Leone would lease the land from the city at a price that has yet to be negotiated. In his 2006 proposal, he said he would spend $1.5 million to build the restaurant and another $1 million in improvements to the area. The land, next to the Beverly-Salem bridge, has been mostly unused since a McDonald’s restaurant closed in 1994.
Kinzie has opposed the Black Cow plan on the grounds that a restaurant should not be built in an area that the state has classified as a “designated port area,” designed to serve as a working waterfront.
He has said the city is getting special treatment from the state to the detriment of other property owners in the area and that the port area designation should be lifted to open up the entire waterfront to mixed-use development.
Kinzie appealed the granting of two state environmental licenses that are required because of the site’s waterfront location and submitted his own proposal to operate a boatyard there.
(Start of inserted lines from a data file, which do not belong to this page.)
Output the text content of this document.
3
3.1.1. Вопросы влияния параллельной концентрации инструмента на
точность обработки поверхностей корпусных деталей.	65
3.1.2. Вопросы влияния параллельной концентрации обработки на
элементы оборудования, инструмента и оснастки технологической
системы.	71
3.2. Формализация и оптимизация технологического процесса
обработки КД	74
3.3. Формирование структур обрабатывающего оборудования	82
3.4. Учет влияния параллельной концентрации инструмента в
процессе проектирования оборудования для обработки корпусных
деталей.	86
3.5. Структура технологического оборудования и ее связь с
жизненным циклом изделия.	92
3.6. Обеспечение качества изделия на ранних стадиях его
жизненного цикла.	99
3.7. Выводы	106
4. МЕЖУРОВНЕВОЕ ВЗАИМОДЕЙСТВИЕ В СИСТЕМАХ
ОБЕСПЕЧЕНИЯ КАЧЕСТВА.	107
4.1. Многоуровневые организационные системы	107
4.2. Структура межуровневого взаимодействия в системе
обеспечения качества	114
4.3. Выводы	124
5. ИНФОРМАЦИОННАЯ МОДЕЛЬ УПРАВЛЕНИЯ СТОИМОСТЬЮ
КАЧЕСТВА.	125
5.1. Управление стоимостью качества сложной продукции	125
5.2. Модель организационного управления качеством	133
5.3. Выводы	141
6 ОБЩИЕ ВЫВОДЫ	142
His appeals and proposal were turned down by the Department of Environmental Protection.
The city said it was notified yesterday that Essex Superior Court Judge David Lowy had denied the latest appeal.
If Kinzie takes his case to the Appeals Court, the project could be delayed for another six to 12 months “but would likely not stop the project,” the city said.
Plans call for a 200-seat restaurant with a deck facing the water. A business called Coastal Discoveries, which takes children out on boats for summer camp, would run out of the first floor. A third-floor loft would include an office and a conference room.
While the restaurant has been delayed, the city has been using state money to do $3.9 million worth of improvements to the two city-owned marinas, the seawall and a deck area leading up to the waterfront.